10Peu de ces équipements hydrauliques sont attestés dans la ville antique, par manque d’études et de découvertes archéologiques. Les puits sont en usage dès l’époque augustéenne (site du Haut de la rue Moyenne). Leur utilisation semble perdurer au moins jusqu’à la fin du iie siècle de notre ère, si l’on s’en tient à celui des n° 9 et 11 rue Émile Martin, « comblé dans le dernier quart du iie siècle » (Desmarchelier, 2007, p. 33-34). Cinq habitats utilisent le système de captation des eaux par les puits (Desmarchelier, 2007, p. 30-47). La cour du site du Haut de la rue Moyenne (14 m sur 13) comportait un puits avec une margelle, une dalle et une partie de l’emmarchement d’accès. Un autre puits est attesté dans l’habitat sud du parc Saint-Paul. Celui du site de la zone 1 de la rue de Sarrebourg est situé dans une aire ouverte large de 5 à 8 m. Tous circulaires et de diamètres similaires (1,20 m), leur cuvelage est réalisé au moyen de dalles calcaires taillées. Aucun groupe de puits ni aucune citerne n’ont été mis au jour. Sept habitats sont dotés d’un système d’adduction ou d’évacuation par canalisations : parmi eux, quatre sont organisés autour d’un espace ouvert qui peut être un « espace de service par lequel passaient les conduits d’évacuation, ou dans lequel des puits et des systèmes de stockage de l’eau pouvaient être aménagés » (Desmarchelier, 2007, p. 47).
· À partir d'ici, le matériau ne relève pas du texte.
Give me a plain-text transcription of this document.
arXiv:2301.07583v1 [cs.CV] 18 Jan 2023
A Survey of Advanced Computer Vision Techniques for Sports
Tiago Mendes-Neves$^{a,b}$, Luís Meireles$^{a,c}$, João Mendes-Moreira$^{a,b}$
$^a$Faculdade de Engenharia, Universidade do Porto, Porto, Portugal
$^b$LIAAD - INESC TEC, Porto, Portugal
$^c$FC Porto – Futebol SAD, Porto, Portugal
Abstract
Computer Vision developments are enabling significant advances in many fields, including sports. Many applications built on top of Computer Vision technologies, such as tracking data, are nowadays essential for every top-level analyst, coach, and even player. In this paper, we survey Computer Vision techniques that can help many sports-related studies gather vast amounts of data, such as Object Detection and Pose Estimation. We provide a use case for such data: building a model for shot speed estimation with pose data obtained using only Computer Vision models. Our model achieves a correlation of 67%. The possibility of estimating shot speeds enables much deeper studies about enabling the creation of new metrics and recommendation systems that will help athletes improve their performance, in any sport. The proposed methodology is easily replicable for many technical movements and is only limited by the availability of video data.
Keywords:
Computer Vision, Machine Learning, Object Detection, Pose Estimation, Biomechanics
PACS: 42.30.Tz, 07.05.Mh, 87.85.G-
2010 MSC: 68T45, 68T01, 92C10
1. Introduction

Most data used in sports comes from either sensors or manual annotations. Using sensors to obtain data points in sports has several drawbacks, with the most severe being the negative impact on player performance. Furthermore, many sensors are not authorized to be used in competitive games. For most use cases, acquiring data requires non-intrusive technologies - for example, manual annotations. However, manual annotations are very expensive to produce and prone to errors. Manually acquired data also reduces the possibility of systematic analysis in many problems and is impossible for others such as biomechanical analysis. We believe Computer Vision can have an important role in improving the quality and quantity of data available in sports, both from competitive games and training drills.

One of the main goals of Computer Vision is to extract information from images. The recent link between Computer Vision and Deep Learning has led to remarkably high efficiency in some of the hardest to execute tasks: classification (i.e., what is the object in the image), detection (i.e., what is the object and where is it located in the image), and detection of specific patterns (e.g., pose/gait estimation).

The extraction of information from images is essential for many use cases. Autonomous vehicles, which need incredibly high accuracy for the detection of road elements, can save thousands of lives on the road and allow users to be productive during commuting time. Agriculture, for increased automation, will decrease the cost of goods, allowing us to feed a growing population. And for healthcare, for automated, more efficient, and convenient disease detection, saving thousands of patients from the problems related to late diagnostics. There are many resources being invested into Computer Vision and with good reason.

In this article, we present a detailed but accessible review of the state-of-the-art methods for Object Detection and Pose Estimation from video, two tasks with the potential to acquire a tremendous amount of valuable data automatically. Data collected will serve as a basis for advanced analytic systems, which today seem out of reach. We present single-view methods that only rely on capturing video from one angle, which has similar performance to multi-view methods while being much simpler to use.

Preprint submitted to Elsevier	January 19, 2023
11Le petit nombre de découvertes ou d’attestations de puits dans le chef-lieu Avaricum - Bourges ne semble pas correspondre aux dimensions de l’agglomération. De caractère privé, ils sont isolés, contrairement aux groupes de puits attestés dans les agglomérations secondaires du Berry antique comme Saint-Marcel - Argentomagus, Néris-les-Bains, Châteaumeillant - Mediolanum et Levroux. L’emploi de citernes ne semble pas être en usage dans le chef-lieu, et seuls quatre ouvrages sont attestés sur le territoire de la cité (Saint-Marcel - Argentomagus, Néris-les-Bains, Murs et Ineuil) (Batardy et al., 2001, p. 108, et p. 120-128). Le nombre et la qualité des aqueducs alimentant ce chef-lieu lui confèrent une importance et une certaine notoriété parmi les autres cités d’Aquitaine et de Gaule Romaine. Parmi elles, les cités voisines des Turons et des Carnutes sont alimentées par un (Caesarodunum - Tours et Cenabum/Orléans) et deux (Autricum - Chartres) aqueducs au maximum. Le caractère particulier et antique des captages en " étoile ", s’il semble correspondre en partie aux écrits de Vitruve, ne pourra cependant pas être confirmé par des observations contemporaines car ils ne sont plus accessibles.